Higgins Armory Museum Awarded $316,434 IMLS Grant

Contacts: Higgins Armory Museum, Sara Murphy 508-853-6015 x26
WPI Media Relations, Pat Samson 508-831-5616

WORCESTER, Mass. - September 30, 2003 - The Higgins Armory Museum has been awarded a $316,434 grant from the Institute of Museum and Library Services (IMLS) to establish summer institutes in metals conservation in partnership with Worcester Polytechnic Institute (WPI). The Metals Conservation Summer Institutes (MCSI), slated to take place in June of 2004, 2005 and 2006, will bring together conservation and metals experts from around the world and provide a strong foundation for a possible future graduate program in objects conservation at WPI.

"The sheer size of this award and the help it will provide in furthering the study of metals conservation is astronomical," said Kent dur Russell, executive director of the Higgins Armory Museum. "The MCSI will create a nationally and internationally recognized faculty of experts in the field, which is long overdue. The Higgins and WPI have a long history together, and receiving this grant will ensure an exciting and productive future."

The Higgins and WPI have been linked since the turn of the century: the founder of the Higgins Armory Museum, John Woodman Higgins, like his father and grandfather before him, attended the university and earned his engineering degree from WPI. He founded the John Woodman Higgins Armory Museum in 1928. In 1999 the Museum and WPI established an endowed and shared curator/professor position, currently held by Dr. Jeffrey L. Forgeng.

The Higgins Armory Museum has one of the largest collections of historical and archeological metals in the nation, and is the only museum in North America solely dedicated to the collection, preservation, exhibition, and interpretation of arms and armor.

WPI, a national leader in metals research and home to the Metals Processing Institute (MPI), has roots in manufacturing and metal processing that extend back more than 130 years. Founded in 1865, WPI pioneered an approach to technical education in which students learned the theory of science and engineering in the classroom and put that knowledge into practice in a real manufacturing plant. MPI is the largest industry-university alliance dedicated to advancing the state of the art in the metal processing industry.

"With this grant, MPI and Higgins have forged a partnership that extends MPI's mission to scholarly activities in the domain of metals conservation, the Humanities and the Arts," said Diran Apelian, Howmet Professor of Engineering, and Founding Director of MPI.

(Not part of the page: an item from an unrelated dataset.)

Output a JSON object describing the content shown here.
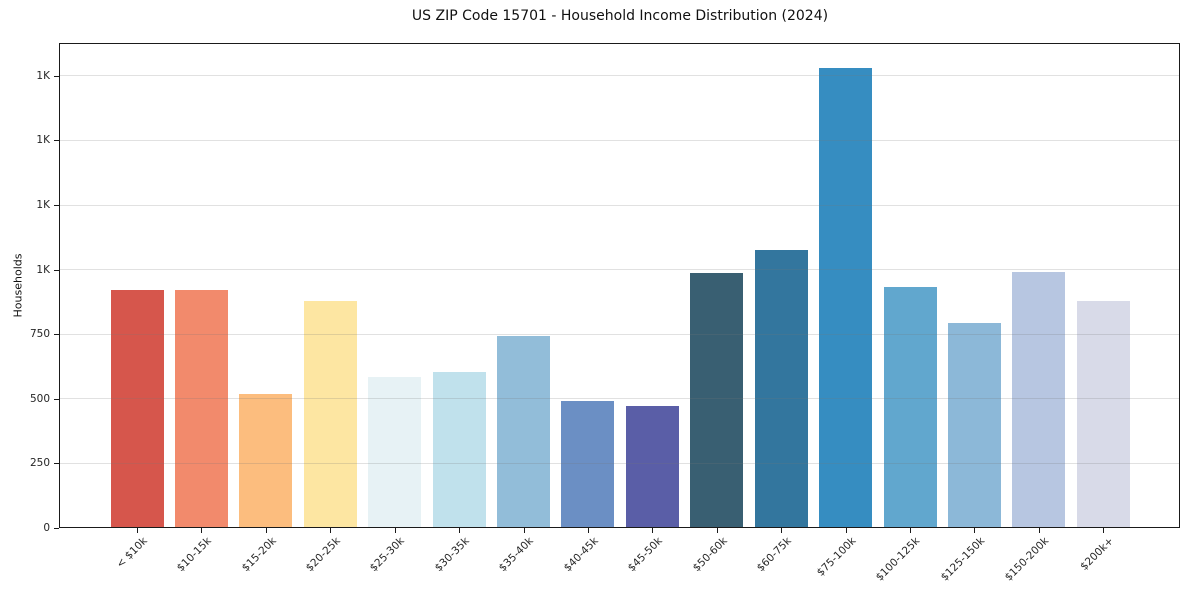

The MCSI will bring together, for the first time, the specific technical expertise, specialized physical facilities and laboratories needed for such a program along with the involvement of other regional cultural institutions. Findings from the institutes will be published on a dedicated web site for world-wide use.

The Higgins Armory Museum, with 8,000 objects on 4 floors, is the only institution in the Americas dedicated to the collection, preservation, exhibition, and interpretation of arms and armor. Step inside this rare glass and steel Art Deco building and discover over 2,500 years of human history, including the romance of troubadours, live swordplay, and medieval pageantry. A visit to the Higgins will spark your imagination with the fact behind the fairytale! The Higgins Armory Museum celebrates its 75th anniversary year in 2003, with 75 events and programs that illuminate the culture of the Middle Ages. For more information visit www.higgins.org, or call 508-853-6015.

About WPI

Founded in 1865, WPI is a pioneer in technological higher education. WPI was the first university to understand that students learn best when they have an opportunity to apply the knowledge they gain in the classroom to the solution of important problems. Today its students, working in teams at more than 20 project centers around the globe, put their knowledge and skills to work as they complete professional-level work that can have an immediate positive impact on society.

WPI's innovative, globally focused curriculum has been recognized by leaders in industry, government and academia as the model for the technological education of tomorrow. Students emerge from this program as true technological humanists, well-rounded, with the confidence, interpersonal skills and commitment to innovation they need to make a real difference in their professional and personal lives.